Over in London, the bank was keen to build up its presence in the commercial property market, so when an AIB executive was approached by brokerage firm CLP to see whether the bank could lend an Achilleas Kallakis about £20 million to buy an office block, the bank was ready to listen.
‘Impeccable’ bona fides
Indeed, for AIB this encounter with a supposed wealthy scion of a Greek shipping family appeared fortuitous, with the bank noting at the time that his “bona fides were impeccable”. And so a lending relationship began, with AIB on the right side of Kallakis’s “inner circle”; an enviable position to be in, given his “aura” of wealth.
He had the famous friends, with trips to the Far East with Prince Albert of Monaco; the fleet of cars, including a Bentley Azure and a Ferrari Scaglietti; and he lived in exclusive Kensington.
Kallakis, with his colleague Alexander Williams, wanted to build up a London property portfolio, and with guarantees of long-term payment of rents at top market rates from Sun Hung Kai Properties (SHKP), a well-known, established Hong Kong company, he wanted to borrow in excess of what a property was worth. These guarantees increased the value of the properties substantially, and for AIB were critical in signing off on the deals.
By 2008, Kallakis had built up a portfolio worth some £740 million in 16 properties, with the money borrowed from AIB. Much of the surplus cash generated by his borrowings was alleged to have financed a lavish lifestyle for Kallakis, and he was generous with AIB staff, wining and dining them at parties in St Petersburg and inviting them to a lavish two-day 40th birthday bash in Mykonos, Greece.
But, in May 2008, AIB’s chief compliance officer based in London was contacted by a German bank with “worrying and disturbing news”. He was informed by the bank that it had concerns about Kallakis’s identity and about a previous conviction in the 1980s.
AIB started its own investigation, and contacted SHKP. But the Hong Kong property company said it had “no knowledge of the guarantees”. This was “devastating” knowledge for AIB.

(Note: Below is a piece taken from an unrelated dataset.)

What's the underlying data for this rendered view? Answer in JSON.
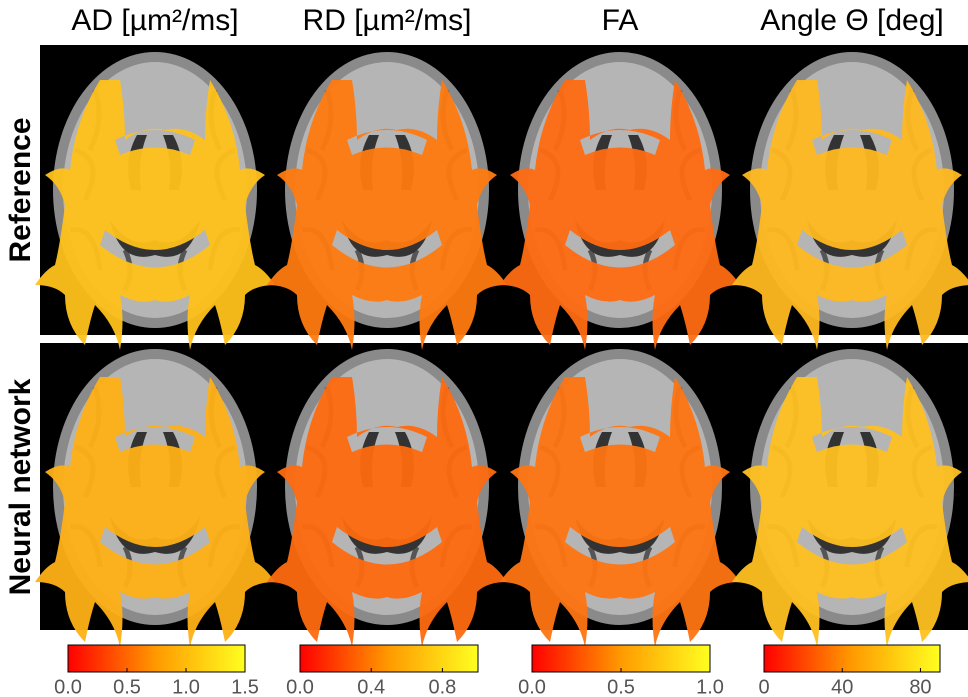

By the time the full scale of the fraud came to light, and with it the knowledge that Kallakis was really Stefanos Kollakis and that along with Williams he had a previous conviction for conspiracy to commit forgery, the credit crunch had hit and the Irish banking sector was starting to fall apart.
But the credit crunch was also hitting the London market, and so, to limit its losses, in September 2008 AIB seized the properties from Kallakis, repackaged the portfolio and sold it on to Green Property for £667 million on what were perceived to be extremely favourable terms. In court, one property expert described the deal as “very strange” given the terms, and “a gift from heaven” for the acquirer.
Today, AIB can consign another unsavoury affair to its history books, as Kallakis and Williams are sentenced in court. But questions are likely to remain about the appropriateness of the transaction with Green Property.